There's two different forms we can consider - in one, the structure of society is chaotic, and in the other the behaviors of society are chaotic.

When a society is chaotic in structure, that means that whatever definable bits it has (families, clans, towns, guilds, etc) change and re-align rapidly and frequently. If it is a Chaotic Good society, they do this because that gets stuff done quickly and efficiently for everyone's benefit - they agree upon goals, and they each pitch in as is most effective, without having to be told by authority or tradition how it has to happen. In a Chaotic Evil society, this happens because everyone's trying to claw to the top the best they can, taking each and every opportunity as it comes up.

When a society's behavior is chaotic, the response of that society to events cannot be predicted. It can have a very structured process for making decisions, but for whatever reason, those decisions vary wildly from one moment to the next.
 

My opinion is that beings in the D&D world that are “Law” aligned believe that life, the universe, and everything has an inherent structure and purpose, and act accordingly. Those who are “Chaos” aligned believe that LU&E have no purpose or design, and so anything goes, because everything’s a crapshoot.

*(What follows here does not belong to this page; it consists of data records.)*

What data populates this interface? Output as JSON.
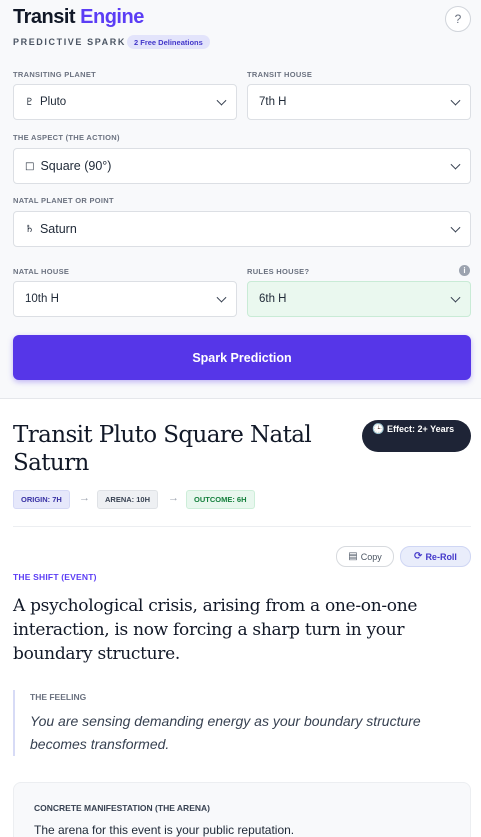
{
  "brand": {
    "name_part1": "Transit",
    "name_part2": "Engine"
  },
  "header": {
    "subtitle": "PREDICTIVE SPARK",
    "free_badge": "2 Free Delineations",
    "help_label": "?"
  },
  "form": {
    "transiting_planet": {
      "label": "TRANSITING PLANET",
      "glyph": "♇",
      "value": "Pluto"
    },
    "transit_house": {
      "label": "TRANSIT HOUSE",
      "value": "7th H"
    },
    "aspect": {
      "label": "THE ASPECT (THE ACTION)",
      "glyph": "□",
      "value": "Square (90°)"
    },
    "natal_planet": {
      "label": "NATAL PLANET OR POINT",
      "glyph": "♄",
      "value": "Saturn"
    },
    "natal_house": {
      "label": "NATAL HOUSE",
      "value": "10th H"
    },
    "rules_house": {
      "label": "RULES HOUSE?",
      "value": "6th H",
      "info": "i"
    },
    "submit_label": "Spark Prediction"
  },
  "result": {
    "title": "Transit Pluto Square Natal Saturn",
    "effect_label": "Effect: 2+ Years",
    "chips": {
      "origin": "ORIGIN: 7H",
      "arena": "ARENA: 10H",
      "outcome": "OUTCOME: 6H",
      "arrow": "→"
    },
    "copy_label": "Copy",
    "reroll_label": "Re-Roll",
    "shift_label": "THE SHIFT (EVENT)",
    "shift_text": "A psychological crisis, arising from a one-on-one interaction, is now forcing a sharp turn in your boundary structure.",
    "feeling_label": "THE FEELING",
    "feeling_text": "You are sensing demanding energy as your boundary structure becomes transformed.",
    "arena_label": "CONCRETE MANIFESTATION (THE ARENA)",
    "arena_text": "The arena for this event is your public reputation."
  },
  "colors": {
    "accent": "#5636e8",
    "dark_pill": "#1e2436",
    "green_tint": "#eaf8ef"
  },
  "icons": {
    "help": "question-icon",
    "chevron": "chevron-down-icon",
    "info": "info-icon",
    "clock": "clock-icon",
    "copy": "copy-icon",
    "reroll": "refresh-icon"
  }
}
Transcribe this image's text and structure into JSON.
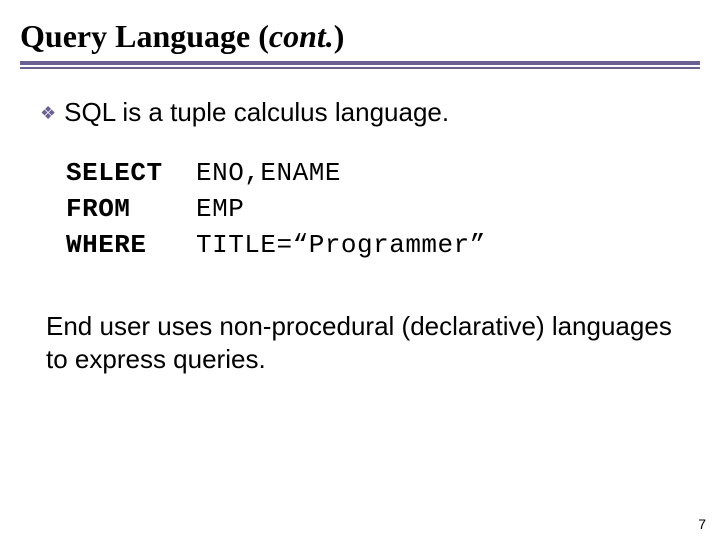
{
  "title_prefix": "Query Language (",
  "title_cont": "cont.",
  "title_suffix": ")",
  "bullet": {
    "mark": "❖",
    "text": "SQL is a tuple calculus language."
  },
  "sql": {
    "rows": [
      {
        "kw": "SELECT",
        "val": "ENO,ENAME"
      },
      {
        "kw": "FROM",
        "val": "EMP"
      },
      {
        "kw": "WHERE",
        "val": "TITLE=“Programmer”"
      }
    ]
  },
  "end_note": "End user uses non-procedural (declarative) languages to express queries.",
  "page_number": "7"
}
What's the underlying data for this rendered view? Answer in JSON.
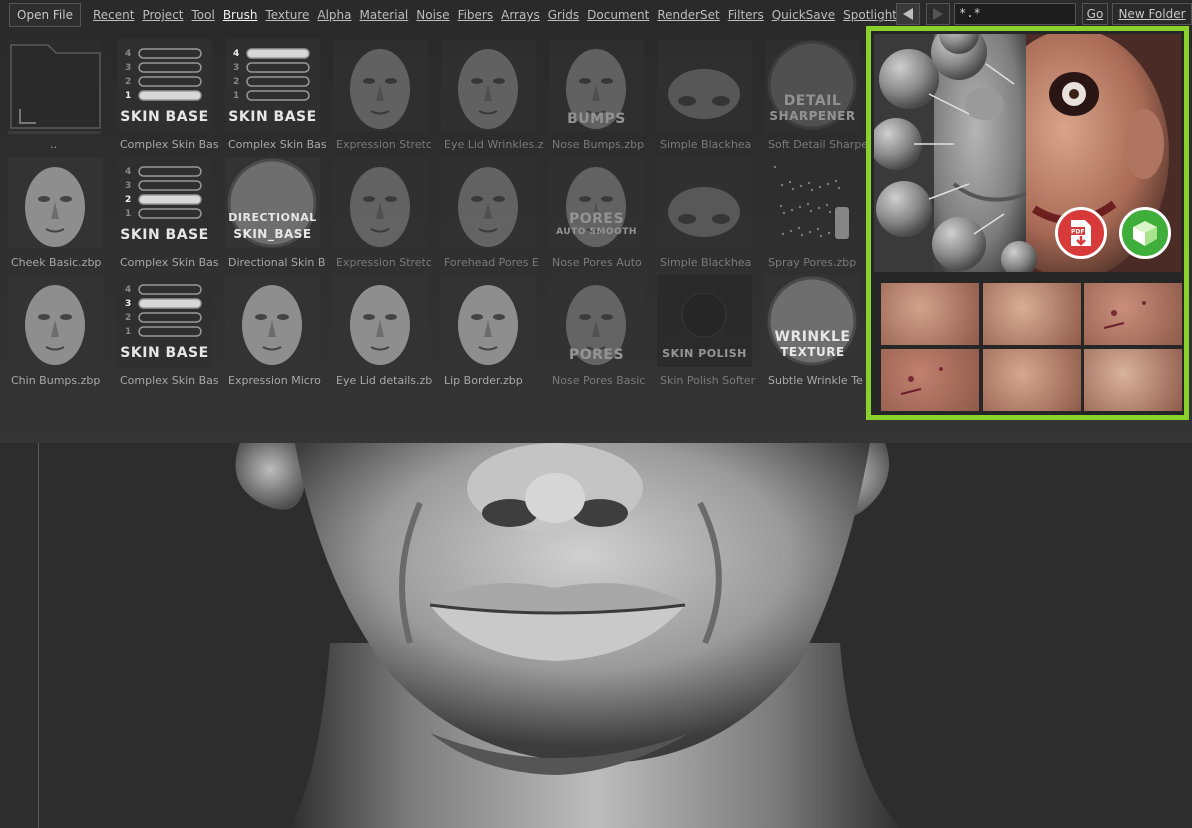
{
  "menubar": {
    "open_file": "Open File",
    "items": [
      "Recent",
      "Project",
      "Tool",
      "Brush",
      "Texture",
      "Alpha",
      "Material",
      "Noise",
      "Fibers",
      "Arrays",
      "Grids",
      "Document",
      "RenderSet",
      "Filters",
      "QuickSave",
      "Spotlight"
    ],
    "active": "Brush",
    "filter_value": "*.*",
    "go_label": "Go",
    "new_folder_label": "New Folder"
  },
  "browser": {
    "tiles": [
      {
        "label": "..",
        "kind": "folder",
        "dim": false
      },
      {
        "label": "Complex Skin Bas",
        "kind": "skinbase",
        "badge": "SKIN BASE",
        "level": 1,
        "dim": false
      },
      {
        "label": "Complex Skin Bas",
        "kind": "skinbase",
        "badge": "SKIN BASE",
        "level": 4,
        "dim": false
      },
      {
        "label": "Expression Stretc",
        "kind": "face",
        "dim": true
      },
      {
        "label": "Eye Lid Wrinkles.z",
        "kind": "face",
        "dim": true
      },
      {
        "label": "Nose Bumps.zbp",
        "kind": "face",
        "badge": "BUMPS",
        "dim": true
      },
      {
        "label": "Simple Blackhea",
        "kind": "nose",
        "dim": true
      },
      {
        "label": "Soft Detail Sharpe",
        "kind": "sphere",
        "badge": "DETAIL",
        "badge2": "SHARPENER",
        "dim": true
      },
      {
        "label": "Cheek Basic.zbp",
        "kind": "face",
        "dim": false
      },
      {
        "label": "Complex Skin Bas",
        "kind": "skinbase",
        "badge": "SKIN BASE",
        "level": 2,
        "dim": false
      },
      {
        "label": "Directional Skin B",
        "kind": "sphere",
        "badge": "DIRECTIONAL",
        "badge2": "SKIN_BASE",
        "dim": false
      },
      {
        "label": "Expression Stretc",
        "kind": "face",
        "dim": true
      },
      {
        "label": "Forehead Pores E",
        "kind": "face",
        "dim": true
      },
      {
        "label": "Nose Pores Auto",
        "kind": "face",
        "badge": "PORES",
        "badge2": "AUTO SMOOTH",
        "dim": true
      },
      {
        "label": "Simple Blackhea",
        "kind": "nose",
        "dim": true
      },
      {
        "label": "Spray Pores.zbp",
        "kind": "spray",
        "dim": true
      },
      {
        "label": "Chin Bumps.zbp",
        "kind": "face",
        "dim": false
      },
      {
        "label": "Complex Skin Bas",
        "kind": "skinbase",
        "badge": "SKIN BASE",
        "level": 3,
        "dim": false
      },
      {
        "label": "Expression Micro",
        "kind": "face",
        "dim": false
      },
      {
        "label": "Eye Lid details.zb",
        "kind": "face",
        "dim": false
      },
      {
        "label": "Lip Border.zbp",
        "kind": "face",
        "dim": false
      },
      {
        "label": "Nose Pores Basic",
        "kind": "face",
        "badge": "PORES",
        "dim": true
      },
      {
        "label": "Skin Polish Softer",
        "kind": "dark",
        "badge": "SKIN POLISH",
        "dim": true
      },
      {
        "label": "Subtle Wrinkle Te",
        "kind": "sphere",
        "badge": "WRINKLE",
        "badge2": "TEXTURE",
        "dim": false
      }
    ]
  },
  "preview": {
    "accent": "#8bd12c",
    "pdf_button_color": "#d83a3a",
    "model_button_color": "#3fae3a",
    "pdf_label": "PDF"
  }
}
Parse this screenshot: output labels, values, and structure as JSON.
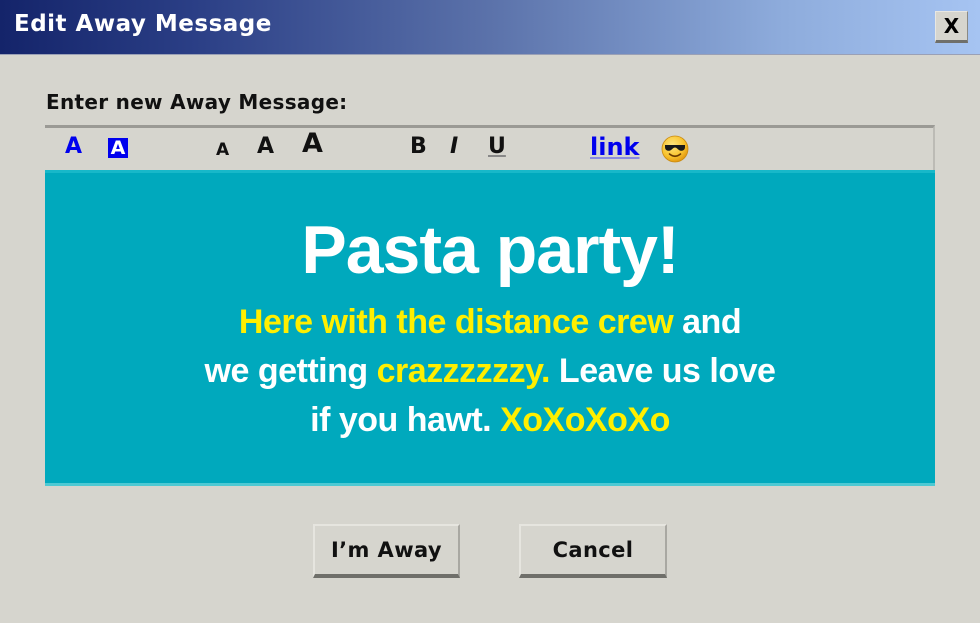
{
  "window": {
    "title": "Edit Away Message",
    "close_label": "X"
  },
  "prompt": "Enter new Away Message:",
  "toolbar": {
    "text_color_label": "A",
    "background_color_label": "A",
    "font_small_label": "A",
    "font_medium_label": "A",
    "font_large_label": "A",
    "bold_label": "B",
    "italic_label": "I",
    "underline_label": "U",
    "link_label": "link",
    "emoticon": "sunglasses-smiley-icon",
    "colors": {
      "text_color": "#0000ee",
      "link_color": "#0000ee"
    }
  },
  "message": {
    "background": "#00a9bd",
    "title": "Pasta party!",
    "line1_highlight": "Here with the distance crew",
    "line1_rest": " and",
    "line2_start": "we getting ",
    "line2_highlight": "crazzzzzzy.",
    "line2_rest": " Leave us love",
    "line3_start": "if you hawt. ",
    "line3_highlight": "XoXoXoXo",
    "colors": {
      "text": "#ffffff",
      "highlight": "#ffef00"
    }
  },
  "buttons": {
    "away_label": "I’m Away",
    "cancel_label": "Cancel"
  }
}
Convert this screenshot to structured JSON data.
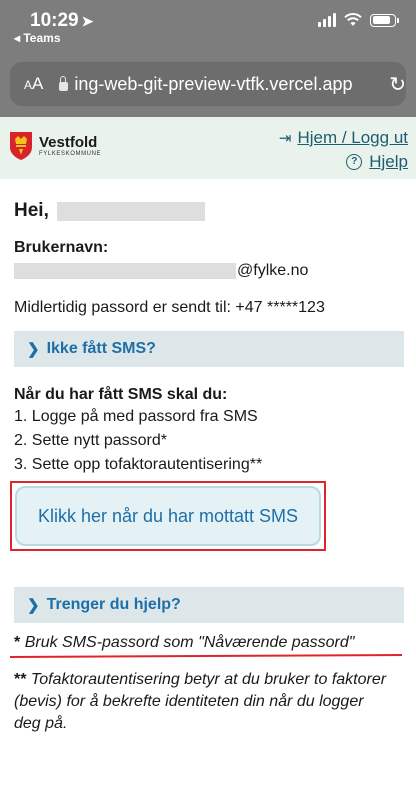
{
  "status_bar": {
    "time": "10:29",
    "back_app": "◂ Teams",
    "battery_level": 0.85
  },
  "browser": {
    "text_size": "AA",
    "url": "ing-web-git-preview-vtfk.vercel.app"
  },
  "header": {
    "logo_name": "Vestfold",
    "logo_sub": "FYLKESKOMMUNE",
    "home_logout": "Hjem / Logg ut",
    "help": "Hjelp"
  },
  "main": {
    "greeting": "Hei,",
    "username_label": "Brukernavn:",
    "username_suffix": "@fylke.no",
    "temp_password": "Midlertidig passord er sendt til: +47 *****123",
    "accordion_sms": "Ikke fått SMS?",
    "steps_title": "Når du har fått SMS skal du:",
    "steps": [
      "1. Logge på med passord fra SMS",
      "2. Sette nytt passord*",
      "3. Sette opp tofaktorautentisering**"
    ],
    "cta": "Klikk her når du har mottatt SMS",
    "accordion_help": "Trenger du hjelp?",
    "note1_marker": "*",
    "note1": "Bruk SMS-passord som \"Nåværende passord\"",
    "note2_marker": "**",
    "note2": "Tofaktorautentisering betyr at du bruker to faktorer (bevis) for å bekrefte identiteten din når du logger deg på."
  }
}
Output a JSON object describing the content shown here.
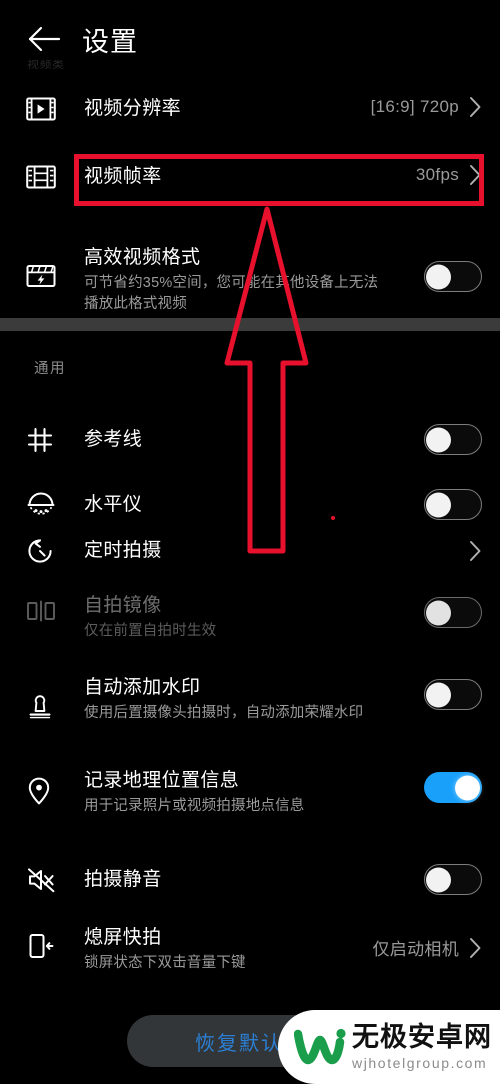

It is conceivable that a “Law society” has but few legislated laws, since its members already willingly adhere to a code, while a “Chaos society” has a multitude of laws, which most members ignore or openly flout.

Poul Anderson, in “Three Hearts and Three Lions”:

“...under Law all men would live in peace and order and that liberty which only Law could give meaning.”
 

Sithlord

Adventurer
You’re conflating the English word “lawful” with the D&D term “Lawful.” Yes, you can have a society of laws, which is lawful by the English definition of the word. No, societies are not Lawful, the D&D term, because in D&D alignments apply to individuals, not to groups.

The society you describe elves living in is just direct democracy. I don’t disagree that this is the sort of society a group of Chaotic individuals (again, going by the D&D meaning of the term here) would form.
Not in the earlier PHB’s. Cities and nations had alignment and it told you what these cities would be like. And entire planes had alignments.
 

I don't think being Chaotic prevent societies having rules/laws, even complex ones.

I think it prevents them from being enforced consistently and fairly, and suggests that people are unlikely to even understand them consistently. A society with a ton of little, conflicting laws that were essentially enforced on the whim of the enforcer and where penalties were likewise variable could be chaotic. Or a society where laws were enforced secretively. If justice isn't both done and seen to be done, you're not going to get very "lawful" results. A totally non-hierarchical society with serious customs about how people behave could be chaotic, if, in practice, people frequently don't obey or feel bound by those customs.